Infinispan Jgroups Crashes after war deploying

隐身守侯 提交于 2019-11-29 18:08:07

There's nothing wrong with using the caches from WildFly's Infinispan subsystem, even via JNDI, so long as you are aware of the lifecycle requirements/constraints of server managed Infinispan resources. In WildFly, all Infinispan resources are created/started on demand, including cache managers, cache configurations, and caches. If no service requires a given Infinispan resource, it is not started (nor is it bound to JNDI). Likewise, when no service any longer requires a given Infinispan resource, it is stopped (and its JNDI binding removed). Thus, in order to lookup an Infinispan resource via JNDI, you must first force it to start. The easiest way to do this is to create a resource reference (i.e. a resource-ref or resource-env-ref). e.g.

<resource-ref>
    <res-ref-name>infinispan/mycontainer</res-ref-name>
    <lookup-name>java:jboss/infinispan/container/mycontainer</lookup-name>
</resource-ref>

You can now lookup the cache manager in your application jndi namespace. e.g.

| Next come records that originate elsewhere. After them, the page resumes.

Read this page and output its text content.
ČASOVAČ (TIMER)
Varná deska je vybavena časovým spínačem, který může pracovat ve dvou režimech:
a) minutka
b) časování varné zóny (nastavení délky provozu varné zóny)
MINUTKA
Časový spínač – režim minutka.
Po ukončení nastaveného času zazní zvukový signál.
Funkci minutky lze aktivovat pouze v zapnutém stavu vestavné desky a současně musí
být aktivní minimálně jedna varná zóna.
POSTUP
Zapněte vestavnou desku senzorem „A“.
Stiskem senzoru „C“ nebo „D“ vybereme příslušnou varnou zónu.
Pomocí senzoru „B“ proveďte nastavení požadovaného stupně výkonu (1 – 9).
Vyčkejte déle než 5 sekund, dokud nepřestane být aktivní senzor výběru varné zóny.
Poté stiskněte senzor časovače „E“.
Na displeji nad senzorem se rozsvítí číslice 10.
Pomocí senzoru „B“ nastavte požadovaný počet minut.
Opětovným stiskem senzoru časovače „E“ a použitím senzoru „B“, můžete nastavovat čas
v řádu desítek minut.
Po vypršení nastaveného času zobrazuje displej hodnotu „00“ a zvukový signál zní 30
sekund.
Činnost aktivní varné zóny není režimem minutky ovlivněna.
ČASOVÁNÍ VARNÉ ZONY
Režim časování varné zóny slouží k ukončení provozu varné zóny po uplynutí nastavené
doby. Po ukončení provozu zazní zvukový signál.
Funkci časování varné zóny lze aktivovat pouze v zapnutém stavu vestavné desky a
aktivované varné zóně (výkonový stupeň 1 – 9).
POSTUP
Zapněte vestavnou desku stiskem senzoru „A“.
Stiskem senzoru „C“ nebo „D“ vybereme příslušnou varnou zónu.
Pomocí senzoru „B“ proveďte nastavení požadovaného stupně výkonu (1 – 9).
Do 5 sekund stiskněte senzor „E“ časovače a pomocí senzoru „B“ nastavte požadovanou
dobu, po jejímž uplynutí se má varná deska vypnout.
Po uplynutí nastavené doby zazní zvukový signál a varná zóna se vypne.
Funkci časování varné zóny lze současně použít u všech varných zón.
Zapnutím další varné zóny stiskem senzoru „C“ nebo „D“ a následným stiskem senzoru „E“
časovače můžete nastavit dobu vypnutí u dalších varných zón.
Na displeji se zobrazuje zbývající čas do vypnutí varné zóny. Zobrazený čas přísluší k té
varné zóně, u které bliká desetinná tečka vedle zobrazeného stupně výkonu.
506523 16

Context ctx = new InitialContext();
EmbeddedCacheManager manager = (EmbeddedCacheManager) ctx.lookup("java:comp/env/infinispan/mycontainer");

The cache manager will already be started. Also, you should never attempt to stop a server managed cache manager. Additionally, you cannot guarantee that any of the cache configurations that are defined within the Infinispan subsystem for this container are installed. Thus, the use of getCache("...") methods are not a reliable way of obtaining a reference to a server managed cache. If you want to depend on a specific cache as defined in the subsystem, you would create a resource reference for the cache itself. e.g.

<resource-ref>
    <res-ref-name>infinispan/mycache</res-ref-name>
    <lookup-name>java:jboss/infinispan/cache/mycontainer/mycache</lookup-name>
</resource-ref>

You can now lookup the cache directly.

Cache<?, ?> cache = (Cache) ctx.lookup("java:comp/env/infinispan/mycache");

The cache will already be started. Likewise, you should not attempt to stop a server managed cache. It will stop automatically when you application is undeployed or the server is shutdown.

You are not supposed to use the Infinispan/JGroups libraries provided by Wildfly, and JNDI is not really the recommended way to share Cache/CacheManager instances.

Instead, you should deploy your own Infinispan/JGroups version, and then use things like CDI to inject the CacheManager where you need it. This quickstart shows you how you can do that using JBoss Data Grid, which is the supported version of Infinispan.

The repository contains other quickstarts such as this one centered on CDI injection of Infinispan Cache and JSR-107 Cache instances.